The causes of how we came to be here are several. Certainly, Islamophobia, and those who maliciously use such tragedies to incite hatred toward Muslims, is a factor. Additionally, decades of skewed representations of Muslims in mainstream media have left some with prejudices that are hard to dispel. But there’s more at play. It’s also up to the Muslim community to take responsibility for altering how they are perceived.

On the day of the Ottawa attack, while my wife was finally emerging from one of the last federal buildings to have the lockdown lifted, I was in Montreal about to start moderating a pre-scheduled discussion with Muslim author and activist Monia Mazigh about the launch of her latest book, a novel about the lives of several Muslim Canadian women.

The audience was diverse, a testament to the multicultural fabric of this nation. Surprisingly (or not), as I was observing the audience from the stage, I realized how very few people from within the Muslim community had come to support an author who was doing her best to showcase and humanize the Muslim Canadian experience.

This is hardly an isolated incident.
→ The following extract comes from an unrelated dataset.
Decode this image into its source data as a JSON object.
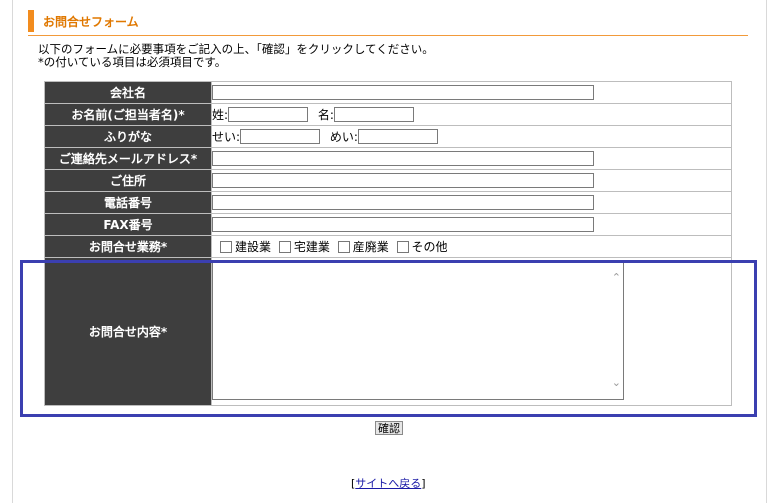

Many Muslim Canadians embraced CBC’s Little Mosque on the Prairie during its six-season run, lauding the show for its power to dispel stereotypes. But Zarqa Nawaz, the show’s creator, has hardly been celebrated or even acknowledged within the community.

It is through cultural, intellectual and artistic expression that every community in Canada has captured the Canadian imagination, and become part of it.

The truth — the sad truth — is that Canadian Muslims have yet to succeed in becoming part of the mainstream Canadian cultural experience, and on this issue, much of the blame lies with them. We have neglected to cultivate artistic and cultural expressions within our community, have provided little support to our artists and thinkers and have not prioritized the establishment of institutions dedicated to promoting such issues. By failing to showcase the Muslim Canadian experience, Muslims have left a gaping void, where others, from minority fundamentalists to Islamophobes, can speak on their behalf.

There is no excuse for bigotry, and while Canadian Muslims join their fellow citizens in sadness during this national tragedy, they will have to contend with a backlash resulting from misplaced anger. But unless they take control of their own voice and become a more integral part of the cultural landscape, they will always find themselves on the defensive when acts of abhorrent violence are committed by a minority within their community.

Mohamed Shaheen is a Ph.D. candidate at McGill University and executive director of the Silk Road Institute, a Montreal-based non-profit organization dedicated to promoting cross-cultural exchange.